Noël des vendeurs.

Noël approche (Ho! Je vous en apprends des affaires moi-là!)
J'ai commencé à faire mon magasinage de cadeaux, mais je dois avouer que magasiner sous la pluie, c'est pas super féérique.

Pendant que je magasinais, j'ai remarqué les vendeurs.
Et j'ai décidé de vous en parler, pour le plaisir de la chose (et pour rendre votre magasinage de Noël plus éclairé)

Il y a deux sortes de vendeurs: à commission et pas à commission.
(Notez ici qu'il n’y a pas de statistiques scientifiques à ce que je vais vous dire, mais j’ai travaillé plusieurs années dans le service à la clientèle, dans des boutiques où nous étions à la commission alors je suis très au courant des techniques employées)

Tout d’abord, il faut différencier les boutiques à commission de celle qui ne le sont pas. C’est très simple.
Si quand vous entrez dans une boutique personne ne vous regarde, on vous ignore et qu’on dirait même que les vendeurs se sauvent quand vous voulez leurs poser une question, alors ils ne sont pas à commission.

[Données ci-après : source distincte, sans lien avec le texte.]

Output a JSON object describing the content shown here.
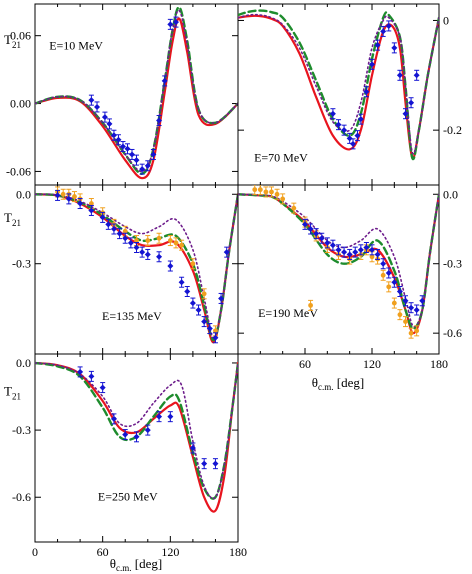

Si par contre dès que vous mettez un petit orteil dans la boutique ils sont 4 à venir vers vous en souriant et en vous disant bonjour et en voulant être anormalement familier et gentil et chummy avec vous, et qu’ils répètent 29384935 de fois «Est-ce que je peux vous aidez? Avez-vous trouvé ce que vous chercher? Puis-je me rendre utile?» Alors, vous êtes dans une boutique à commission (et probablement qu’ils travaillent au salaire minimum et qu’ils seront renvoyés s’ils n’atteignent pas leur quota donc si vous n’acheter rien)

Mais parfois ils sont plus subtils et ne vous sauteront pas dessus. Ils vont essayer de vous avoir avec des arguments de vendeurs. Alors j’ai fait un top 3 des arguments de vendeur que, si vous les entendez, vous savez que vous êtes en train de vous faire avoir (argument que j'ai déjà utilisé en tant que vendeuse, que vous aussi (si vous êtes vendeurs) et que je me suis déjà fait dire en tant que cliente)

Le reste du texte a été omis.